Mon roman est un cas classique, quasi psychanalytique, de pulsion meurtrière sublimée grâce à la littérature.
Je regardais la télé. J’avais encore la télé à l’époque. Je ne me souviens plus du nom de l’émission, ni de la chaîne. Un jeune témoignait sur ses difficultés à trouver sa place dans la société, en particulier ses difficultés à s’insérer dans le monde du travail. Le reportage terminé, la présentatrice a demandé à un producteur/présentateur à lunettes noires ce qu’il pensait de ce témoignage. Le type, qui avait dix-neuf ans en 1968, a répondu en gros que les jeunes d’aujourd’hui passaient leur temps à se plaindre, contrairement à ceux de sa génération qui n’avaient demandé la permission à personne pour s’imposer et faire leur trou. J’ai pensé : « Espèce d’enfoiré. » Ce grand bourgeois qui avait surfé sur une vague enivrante de plein emploi et de libération sexuelle venait donner des leçons à des jeunes dont entre 20 et 30% sont confrontés au chômage et à la pauvreté, et dont les rapports sexuels sont hantés par le spectre du sida. Je ne parle même pas des prophéties apocalyptiques au son desquelles ils ont grandi. Crises financières, bouleversements climatiques, crises migratoires, terrorisme, disruption, intelligence artificielle menaçant le peu d’emplois restants, fin de l’humanité et j’en passe. Il fallait que je donne une bonne leçon à ce type. Une opération déradicalisation s’imposait.

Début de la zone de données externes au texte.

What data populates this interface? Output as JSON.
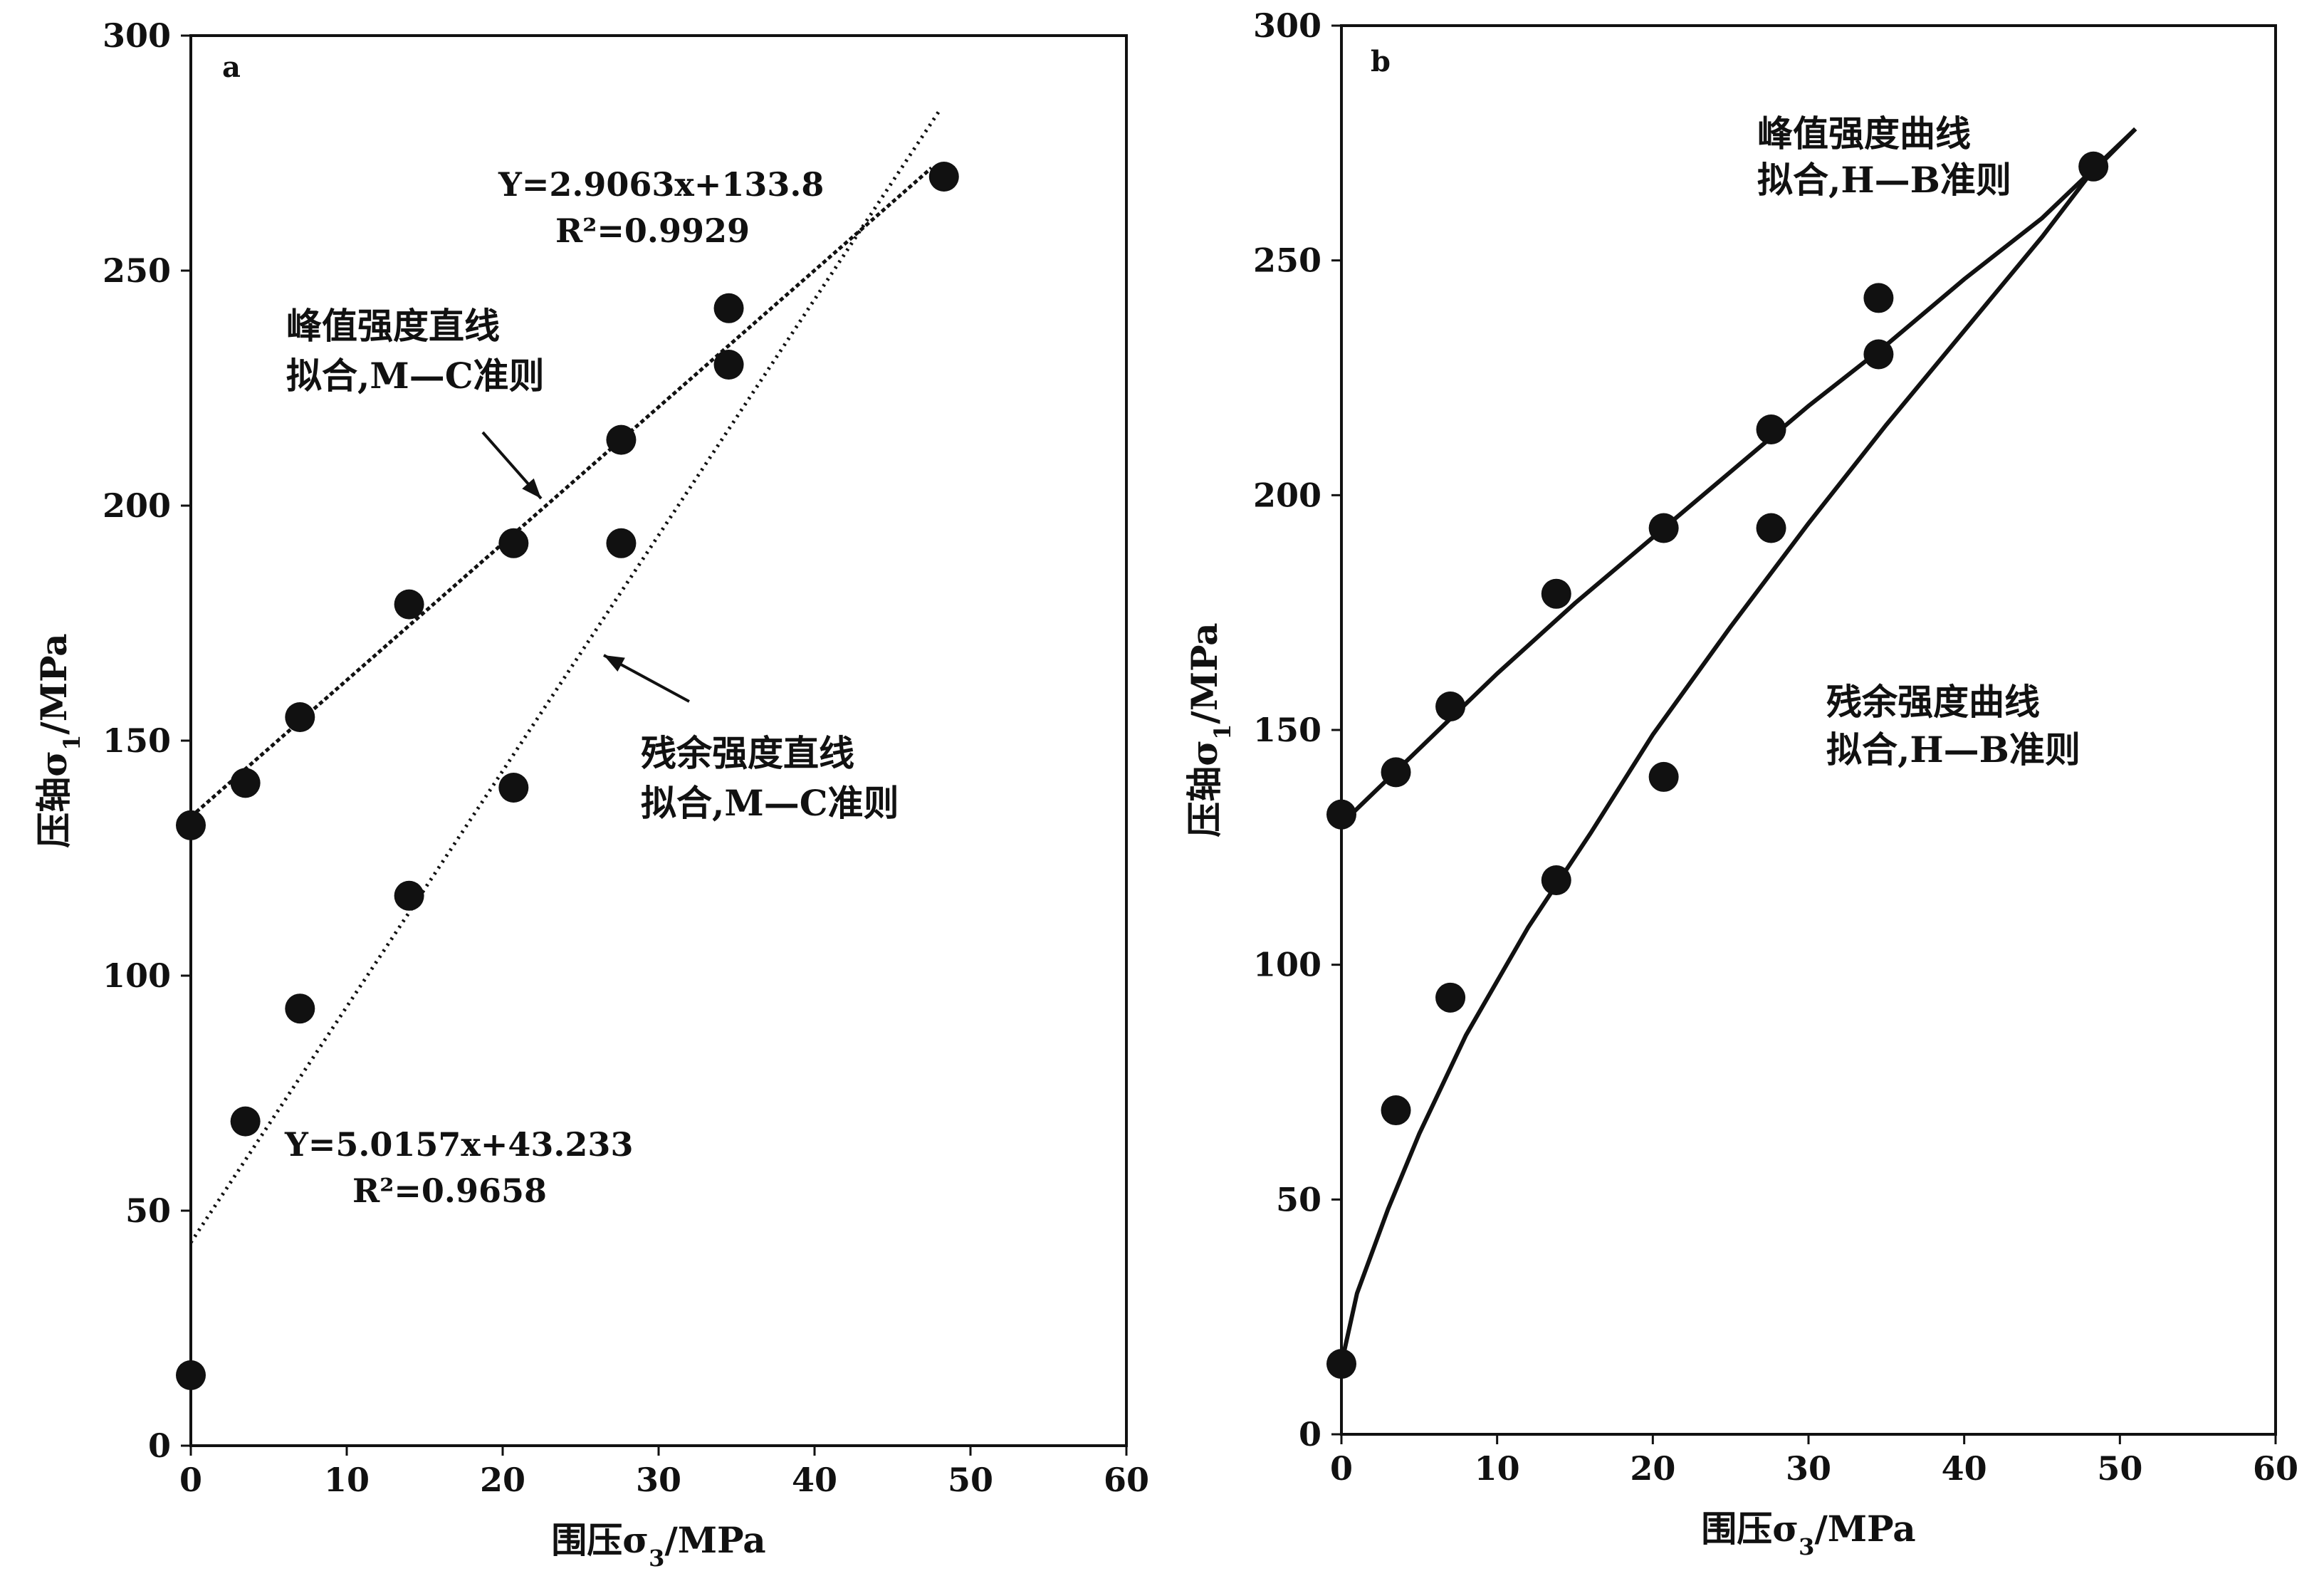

Pendant une nuit d’insomnie, en plein trip grippal, j’ai griffonné le plan du roman dans les marges d’un journal qui trainait près de mon lit. Je me suis mis à l’écriture juste après la publication de mon premier recueil de nouvelles, Un peu plus bas vers la terre. Au début, mon personnage principal était un présentateur, puis j’ai réalisé que les milliardaires étaient sans doute plus à blâmer pour les tourments du monde. Il me fallait un patron actuel, capable d’aller au bout de l’entreprise que je comptais lui confier. Forcément, j’ai pensé internet, ubérisation. C’est ainsi qu’Emmanuel Wynne est né.
J’ai passé cinq moins enfermé dans une cave avec lui. L’expérience a été intense, perturbante. L’actualité rattrapait ma fiction. J’ai terminé le livre au rythme des manifestations contre la loi El Kohmri. La rue et mes derniers chapitres entraient en résonance. Je connaissais la fin de mon roman. J’étais curieux de savoir où la grogne nous mènerait. Finalement, les nuits debout sont allées se coucher. La révolution serait pour une autre fois.
Point final.
Lessivé, je me suis juré d’écrire une comédie.